The Seven Best Barbecue Joints in St. Louis
The barbecue renaissance continues in St. Louis. When we last ranked our best barbecue joints, only five made the cut. This time around, we found seven worthy of consideration -- four holdovers from last time and three newcomers.
Jennifer Silverberg Bogart's Smokehouse pitmaster Skip Steele
(in alphabetical order)
Hendricks BBQ (1200 South Main Street, St. Charles; 636-724-8600)
Jennifer Silverberg The brisket sandwich at Hendricks BBQ
The sheer size of Hendricks (17,000 square feet and slated to be a live-music venue and moonshine distillery, to boot) might be overwhelming, but pitmaster Matt Vanderbeck makes sure the focus is squarely on the food. Barbecue, smoked over apple and hickory wood, includes baby-back and St. Louis-cut spare ribs, beef brisket, pulled pork, turkey and sausage. If you like sauce, Hendricks' "STL" is your best bet: complex, with just a little heat. Collard greens with bacon and grits with cheddar cheese are the can't-miss sides.

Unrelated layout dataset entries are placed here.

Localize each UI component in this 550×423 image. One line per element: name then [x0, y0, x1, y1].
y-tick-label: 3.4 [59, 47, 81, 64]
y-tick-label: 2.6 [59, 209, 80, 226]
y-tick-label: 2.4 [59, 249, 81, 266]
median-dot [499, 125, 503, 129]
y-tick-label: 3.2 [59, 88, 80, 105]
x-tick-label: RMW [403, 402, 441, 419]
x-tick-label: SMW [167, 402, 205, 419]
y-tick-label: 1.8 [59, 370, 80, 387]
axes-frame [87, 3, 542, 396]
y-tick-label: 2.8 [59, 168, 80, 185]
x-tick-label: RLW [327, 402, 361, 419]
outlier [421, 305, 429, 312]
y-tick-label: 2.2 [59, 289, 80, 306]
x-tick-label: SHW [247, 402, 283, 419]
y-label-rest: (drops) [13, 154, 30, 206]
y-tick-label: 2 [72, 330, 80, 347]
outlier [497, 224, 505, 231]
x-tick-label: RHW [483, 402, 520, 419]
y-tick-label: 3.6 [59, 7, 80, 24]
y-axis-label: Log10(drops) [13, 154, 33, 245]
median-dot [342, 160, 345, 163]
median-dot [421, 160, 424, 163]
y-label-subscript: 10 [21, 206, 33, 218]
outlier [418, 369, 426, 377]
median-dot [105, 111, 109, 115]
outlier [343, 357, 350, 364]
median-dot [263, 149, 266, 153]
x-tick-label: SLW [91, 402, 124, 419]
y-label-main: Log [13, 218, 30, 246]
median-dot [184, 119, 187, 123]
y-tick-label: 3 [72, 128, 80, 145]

Lil' Mickey's Memphis Barbeque (1020 Cave Springs Boulevard, St. Peters; 636-922-4227)
Jennifer Silverberg Barbecue chicken at Lil' Mickey's Memphis Barbeque
Lil' Mickey's offers few frills in its small St. Peters space (a repurposed Taco Bell). But no frills are necessary: The proof is in the 'cue, dry-rubbed and smoked over hickory wood. The lineup's what you'd expect -- pork shoulder and ribs, beef brisket, chicken, turkey breast. The ribs and pulled pork are excellent, tender, with a pure flavor of pig and smoke. But be sure to try the chopped beef brisket and the chicken, both tenderer, not to mention tastier, than smoking often renders them. The restaurant's signature sauce is topnotch: molasses-sweet with a piquant vinegar note and a slowly building heat.
Pappy's Smokehouse (3106 Olive Street; 314-535-4340)
Ian Froeb Half a slab of ribs, with beans and sweet-potato fries, at Pappy's
Pappy's Smokehouse won "Best Barbecue" for three straight years after it opened, and only the new venture from its own pitmaster, Skip Steele, could knock it off its top perch.
Instantly beloved upon its debut in 2008, the ever longer lines and increased celebrity haven't dimmed its star in the ensuing years. Every time you return for a bite of the ribs (our favorite) or any of the other meats smoked over apple or cherry woods, you have that rarest of sensations: It's even better than you remembered -- and dreamed.